Comparative Religious History: The great religions of the world in terms of their historical impact on humanity are Buddhism, Christianity, Confucianism, Hinduism, Islam and Judaism. All have major insights and values that overlap, and also major insights and values that differ. This course explores the histories of these religions to find out why. We will use the three dimensions of historical analysis developed by Fernand Braudel. In what geographic place did each religion arise, and what were the influences from that location? Who were the people that developed each religion and what was the influence of the people living before and adjacent to them?

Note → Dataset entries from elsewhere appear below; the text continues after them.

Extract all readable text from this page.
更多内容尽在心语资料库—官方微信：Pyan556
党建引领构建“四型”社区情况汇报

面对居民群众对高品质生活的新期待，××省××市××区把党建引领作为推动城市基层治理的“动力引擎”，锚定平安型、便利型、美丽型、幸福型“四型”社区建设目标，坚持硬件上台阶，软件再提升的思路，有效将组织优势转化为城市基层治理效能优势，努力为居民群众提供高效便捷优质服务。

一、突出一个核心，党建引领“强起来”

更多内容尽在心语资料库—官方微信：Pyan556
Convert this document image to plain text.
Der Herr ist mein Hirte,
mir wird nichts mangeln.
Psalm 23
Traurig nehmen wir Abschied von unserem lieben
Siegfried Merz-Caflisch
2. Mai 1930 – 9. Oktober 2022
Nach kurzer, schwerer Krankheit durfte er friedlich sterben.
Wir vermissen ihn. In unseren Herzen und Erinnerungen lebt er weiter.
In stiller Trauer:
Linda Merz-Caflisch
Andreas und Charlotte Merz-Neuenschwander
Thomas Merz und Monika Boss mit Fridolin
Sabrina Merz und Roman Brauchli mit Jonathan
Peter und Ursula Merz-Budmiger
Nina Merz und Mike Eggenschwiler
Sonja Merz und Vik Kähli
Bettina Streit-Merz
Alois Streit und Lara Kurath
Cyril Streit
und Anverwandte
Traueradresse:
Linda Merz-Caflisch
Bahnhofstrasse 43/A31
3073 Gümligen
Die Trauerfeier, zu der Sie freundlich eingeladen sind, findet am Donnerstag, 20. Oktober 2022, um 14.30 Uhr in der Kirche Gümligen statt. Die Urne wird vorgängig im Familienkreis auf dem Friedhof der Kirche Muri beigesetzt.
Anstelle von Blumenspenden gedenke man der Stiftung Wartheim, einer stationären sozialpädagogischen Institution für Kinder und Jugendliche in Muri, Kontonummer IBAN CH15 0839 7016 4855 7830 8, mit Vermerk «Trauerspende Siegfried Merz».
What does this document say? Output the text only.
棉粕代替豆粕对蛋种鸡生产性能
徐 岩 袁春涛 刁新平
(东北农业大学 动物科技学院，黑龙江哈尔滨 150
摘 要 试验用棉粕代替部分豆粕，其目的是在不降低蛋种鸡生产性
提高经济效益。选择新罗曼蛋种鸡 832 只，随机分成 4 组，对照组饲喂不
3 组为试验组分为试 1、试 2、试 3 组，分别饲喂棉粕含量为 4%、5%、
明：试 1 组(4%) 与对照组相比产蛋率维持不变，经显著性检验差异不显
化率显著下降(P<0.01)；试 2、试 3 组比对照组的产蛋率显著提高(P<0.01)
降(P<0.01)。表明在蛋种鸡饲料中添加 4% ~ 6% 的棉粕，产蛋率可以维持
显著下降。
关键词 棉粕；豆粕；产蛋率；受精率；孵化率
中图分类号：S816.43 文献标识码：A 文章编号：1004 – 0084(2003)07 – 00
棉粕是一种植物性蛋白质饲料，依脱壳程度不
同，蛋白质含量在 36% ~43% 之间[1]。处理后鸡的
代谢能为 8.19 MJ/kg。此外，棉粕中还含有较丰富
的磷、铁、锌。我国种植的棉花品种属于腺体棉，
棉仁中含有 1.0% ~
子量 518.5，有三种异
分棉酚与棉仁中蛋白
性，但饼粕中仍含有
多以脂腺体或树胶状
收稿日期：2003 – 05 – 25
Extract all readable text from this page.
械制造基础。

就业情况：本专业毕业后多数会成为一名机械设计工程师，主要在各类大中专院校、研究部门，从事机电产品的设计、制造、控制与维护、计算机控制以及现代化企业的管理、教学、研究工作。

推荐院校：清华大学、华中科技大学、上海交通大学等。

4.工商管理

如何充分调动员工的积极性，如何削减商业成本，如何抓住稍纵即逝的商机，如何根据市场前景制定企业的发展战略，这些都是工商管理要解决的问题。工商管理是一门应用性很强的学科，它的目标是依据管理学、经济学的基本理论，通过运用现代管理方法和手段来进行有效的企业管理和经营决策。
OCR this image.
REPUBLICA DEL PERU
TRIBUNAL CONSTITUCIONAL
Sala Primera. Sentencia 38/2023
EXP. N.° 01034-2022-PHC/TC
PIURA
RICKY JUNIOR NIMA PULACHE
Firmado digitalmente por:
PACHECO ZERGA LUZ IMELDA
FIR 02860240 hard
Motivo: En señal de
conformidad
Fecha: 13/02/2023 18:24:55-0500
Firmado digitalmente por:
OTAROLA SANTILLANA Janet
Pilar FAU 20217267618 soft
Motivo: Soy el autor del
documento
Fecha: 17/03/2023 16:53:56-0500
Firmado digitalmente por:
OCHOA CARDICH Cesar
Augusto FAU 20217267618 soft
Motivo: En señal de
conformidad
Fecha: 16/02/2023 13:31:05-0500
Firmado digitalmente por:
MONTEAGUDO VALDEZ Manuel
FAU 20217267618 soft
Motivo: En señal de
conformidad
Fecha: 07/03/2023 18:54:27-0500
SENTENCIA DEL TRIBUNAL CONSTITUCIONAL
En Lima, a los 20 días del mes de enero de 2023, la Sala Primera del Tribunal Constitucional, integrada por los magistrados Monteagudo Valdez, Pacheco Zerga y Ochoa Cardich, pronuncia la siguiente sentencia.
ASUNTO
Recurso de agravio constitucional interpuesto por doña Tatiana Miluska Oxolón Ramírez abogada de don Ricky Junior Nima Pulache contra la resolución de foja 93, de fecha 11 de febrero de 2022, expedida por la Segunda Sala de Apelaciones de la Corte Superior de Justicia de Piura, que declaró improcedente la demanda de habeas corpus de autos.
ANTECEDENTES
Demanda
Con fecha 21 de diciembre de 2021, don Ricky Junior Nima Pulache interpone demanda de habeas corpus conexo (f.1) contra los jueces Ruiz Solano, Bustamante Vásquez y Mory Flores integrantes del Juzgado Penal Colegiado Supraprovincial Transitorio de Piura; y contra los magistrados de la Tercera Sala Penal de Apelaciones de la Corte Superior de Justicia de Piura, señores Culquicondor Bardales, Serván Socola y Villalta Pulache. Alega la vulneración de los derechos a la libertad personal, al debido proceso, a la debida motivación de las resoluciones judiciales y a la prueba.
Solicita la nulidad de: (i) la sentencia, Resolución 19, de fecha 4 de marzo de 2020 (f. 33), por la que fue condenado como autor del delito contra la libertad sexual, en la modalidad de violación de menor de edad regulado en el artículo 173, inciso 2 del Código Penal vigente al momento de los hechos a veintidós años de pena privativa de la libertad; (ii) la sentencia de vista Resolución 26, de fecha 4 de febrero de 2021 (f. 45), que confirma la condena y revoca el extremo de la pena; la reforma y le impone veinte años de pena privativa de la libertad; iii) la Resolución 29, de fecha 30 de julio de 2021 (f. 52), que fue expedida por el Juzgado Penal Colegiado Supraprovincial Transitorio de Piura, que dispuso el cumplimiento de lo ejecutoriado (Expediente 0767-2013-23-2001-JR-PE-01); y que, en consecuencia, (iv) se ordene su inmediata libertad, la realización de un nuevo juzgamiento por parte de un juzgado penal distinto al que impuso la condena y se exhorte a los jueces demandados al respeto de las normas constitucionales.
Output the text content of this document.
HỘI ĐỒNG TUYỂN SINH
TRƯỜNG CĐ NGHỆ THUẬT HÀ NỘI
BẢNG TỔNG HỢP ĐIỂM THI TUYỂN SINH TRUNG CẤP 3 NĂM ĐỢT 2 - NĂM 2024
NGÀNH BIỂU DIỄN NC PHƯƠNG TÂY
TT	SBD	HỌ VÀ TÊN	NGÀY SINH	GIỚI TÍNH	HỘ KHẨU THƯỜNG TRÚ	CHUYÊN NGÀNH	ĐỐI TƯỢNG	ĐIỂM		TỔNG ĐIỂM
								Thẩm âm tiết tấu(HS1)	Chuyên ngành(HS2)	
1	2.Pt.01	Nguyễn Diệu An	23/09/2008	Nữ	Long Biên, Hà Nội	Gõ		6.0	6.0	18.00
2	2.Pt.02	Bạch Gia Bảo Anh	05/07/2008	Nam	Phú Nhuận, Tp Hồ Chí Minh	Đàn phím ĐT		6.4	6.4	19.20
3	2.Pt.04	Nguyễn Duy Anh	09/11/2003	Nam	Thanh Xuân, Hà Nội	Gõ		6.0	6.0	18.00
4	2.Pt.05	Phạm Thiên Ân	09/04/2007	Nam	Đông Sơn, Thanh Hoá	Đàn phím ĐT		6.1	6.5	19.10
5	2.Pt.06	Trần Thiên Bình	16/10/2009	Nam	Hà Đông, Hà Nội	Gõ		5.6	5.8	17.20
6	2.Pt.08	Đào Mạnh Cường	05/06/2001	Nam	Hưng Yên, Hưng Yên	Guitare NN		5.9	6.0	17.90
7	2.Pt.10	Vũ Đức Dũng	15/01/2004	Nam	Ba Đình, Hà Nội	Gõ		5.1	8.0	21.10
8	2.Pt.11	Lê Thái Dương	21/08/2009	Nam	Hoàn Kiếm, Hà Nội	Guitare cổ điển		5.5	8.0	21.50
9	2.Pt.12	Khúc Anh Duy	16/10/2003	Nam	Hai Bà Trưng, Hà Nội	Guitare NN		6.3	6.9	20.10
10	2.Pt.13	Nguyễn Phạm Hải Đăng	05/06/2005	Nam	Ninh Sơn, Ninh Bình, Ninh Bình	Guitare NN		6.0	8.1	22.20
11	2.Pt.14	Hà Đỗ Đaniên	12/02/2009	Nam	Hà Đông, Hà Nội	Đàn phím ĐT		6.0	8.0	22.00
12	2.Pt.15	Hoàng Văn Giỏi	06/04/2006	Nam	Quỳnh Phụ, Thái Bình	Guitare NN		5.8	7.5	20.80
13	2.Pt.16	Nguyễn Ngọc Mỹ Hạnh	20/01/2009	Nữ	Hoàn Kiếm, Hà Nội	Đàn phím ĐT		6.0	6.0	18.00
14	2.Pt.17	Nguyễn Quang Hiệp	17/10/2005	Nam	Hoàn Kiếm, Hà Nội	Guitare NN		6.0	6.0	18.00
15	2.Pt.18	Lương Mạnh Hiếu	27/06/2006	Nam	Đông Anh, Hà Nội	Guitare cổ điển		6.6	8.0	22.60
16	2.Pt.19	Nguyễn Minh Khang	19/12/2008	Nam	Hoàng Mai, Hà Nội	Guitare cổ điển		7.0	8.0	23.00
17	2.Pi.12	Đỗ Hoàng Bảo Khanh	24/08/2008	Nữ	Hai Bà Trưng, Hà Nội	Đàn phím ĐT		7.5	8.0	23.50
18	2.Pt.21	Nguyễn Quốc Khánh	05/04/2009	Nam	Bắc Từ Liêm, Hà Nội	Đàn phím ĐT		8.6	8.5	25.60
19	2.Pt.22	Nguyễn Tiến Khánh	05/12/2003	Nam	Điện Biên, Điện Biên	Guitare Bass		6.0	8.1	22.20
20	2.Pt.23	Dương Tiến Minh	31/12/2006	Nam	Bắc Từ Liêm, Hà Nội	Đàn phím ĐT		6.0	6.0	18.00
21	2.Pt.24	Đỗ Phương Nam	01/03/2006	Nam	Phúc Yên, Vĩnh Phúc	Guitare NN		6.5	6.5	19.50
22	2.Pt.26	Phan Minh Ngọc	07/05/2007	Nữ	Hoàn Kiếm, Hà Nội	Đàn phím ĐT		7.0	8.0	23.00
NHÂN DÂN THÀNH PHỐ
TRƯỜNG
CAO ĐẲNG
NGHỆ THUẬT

Who were the great thinkers and leaders of each religion? Presented by government, business and non-profit entrepreneur, Samuel Adams (Sam) Frederick, who has academic distinctions from Yale, Penn and Northeastern University. He is founder and facilitator of Philadelphia’s leading Socrates Café discussion group.
The Lives of Famous Artists: Our study of the art work and biographies of famous artists will emphasize some who worked before 1850 and led to the Impressionists and many working after 1850 such as Matisse, Picasso, Rousseau, Vuillard, Toulouse-Lautrec, Gauguin and more. Presented by Ruth Herman Cohen, who has been instructing adults for over 25 years with the Archdiocese Continuing Education program and the Philadelphia Museum of Art. She is a past two-term president of the Artists’ Cultural Exchange and a prize-winning artist.
The Influence of Opera Composers — Mascagni and Leoncavallo: We will explore the lives of these two composers and the operas they wrote, creating the Verismo Period (true to life people) and its effect on the opera world and the birth of the recording industry. Presented by Raffaele Tudisco, a baritone and founder and impresario of The Amici Opera Company. He has studied extensively around the world and amassed an extensive collection of original recordings, playbills and photographs.
Rome — The Western Legacy of a Mighty Empire: We will discuss the decline and fall of the Roman Empire and the legacy that it gave to the rise of Western Civilization. The course will cover the the reign of Diocletian to the rise of the Renaissance. We will focus on the unfolding of religion, life in the Middle Ages and the rise of the Nation State and universities. Presented by James H. Robertson, who holds an MA in Modern European History from Washington State University and is an Adjunct Professor of History at Eastern University.
New Orleans Style Jazz: Its Origins and Evolution: Learn about the origins of jazz in New Orleans, including an overview of music and culture in the Crescent City in the 19th and early 20th centuries, and the evolutionary offshoots of New Orleans style, including Chicago, New York and San Francisco. Bassist and bandleader Ed Wise is a professional musician in his 40th year of performing. Sandy Catz, a LifeLong Learning Society member, is President of the Tri-State Jazz Society.
A program favorite, A Forum on National and International Events, is also returning with brand new topics.
“My philosophy is simple — the truth, the whole truth, and nothing but the truth,” said LifeLong Learning Society Program Coordinator Dan Shoulberg, who leads the Forum course. “I think the most effective way to get to the truth is to hear from a diversity of opinions in an open discussion of today’s issues.”
Each semester “starts off fresh with new programs for our longtime members and for individuals just finding out about the LifeLong Learning Society,” Delizia said.
“We have courses that highlight arts and entertainment, history, health, technology, and finance — most every facet of a person’s life is represented in some way,” she said. “The program is a fun and educational way to learn about and discuss the issues that impact our lives with others who are facing those same issues.”